A user of the dumps of mediawiki history points out that it's computationally expensive to find the number of unique users of each page. I wonder where we stand on making something like this available vs. providing a queryable form of this dataset sooner rather than later. This particular user would be happy if we added three fields: page_unique_registered_editors, page_unique_bot_editors, page_unique_anon_editors. Those could be either counts or actual lists. If we had incremental updates, it would be awesome to store these as unique sets and add to them as edits come in.
Quote from the original email thread, to give more context about how this is useful:
"Thanks for creating the feature request on number of editors. This would be fantastic. The number of editors who intervened in an article is the most correlated feature to the number of interwiki. Topics interesting to many editors in one language are more likely to be translated.

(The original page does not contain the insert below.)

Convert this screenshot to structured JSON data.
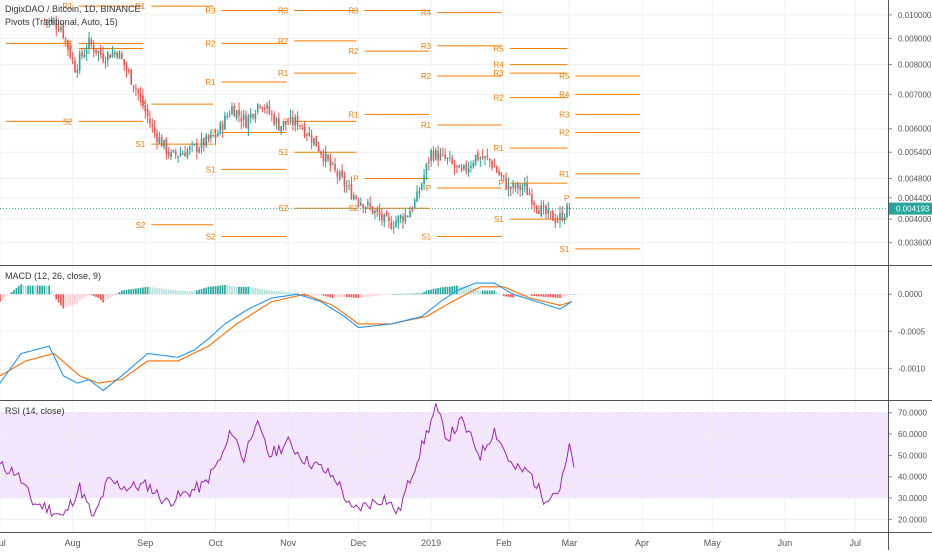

I'm also computing the number of edits on the talk page of the article. To do this, I follow the same procedure of taking the edit_count of the last revision for a specific page_title and page_namespace = 1. I don't think it is necessary to create another field.
I also compute the number of edits done in the last month (which is a similar metric than seconds since the last edit.... to see the amount of recent activity). We have the first_timestamp, I also keep the last_timestamp for every article, but you eventually get this by reading all the revisions and keeping the timestamp (and comparing, now that they do not seem in order).
The different reorderings (by page, by edit timestamp and by user) would all be fantastic. I would only do the reorder by user, because that would facilitate a lot the analysis on each editor lifecycle, and I would include the new features on editor_count (by type). So no need to reorder by page or no need for a lighter dataset including all the unique editors by page. But that's according to some uses I need and I see possible."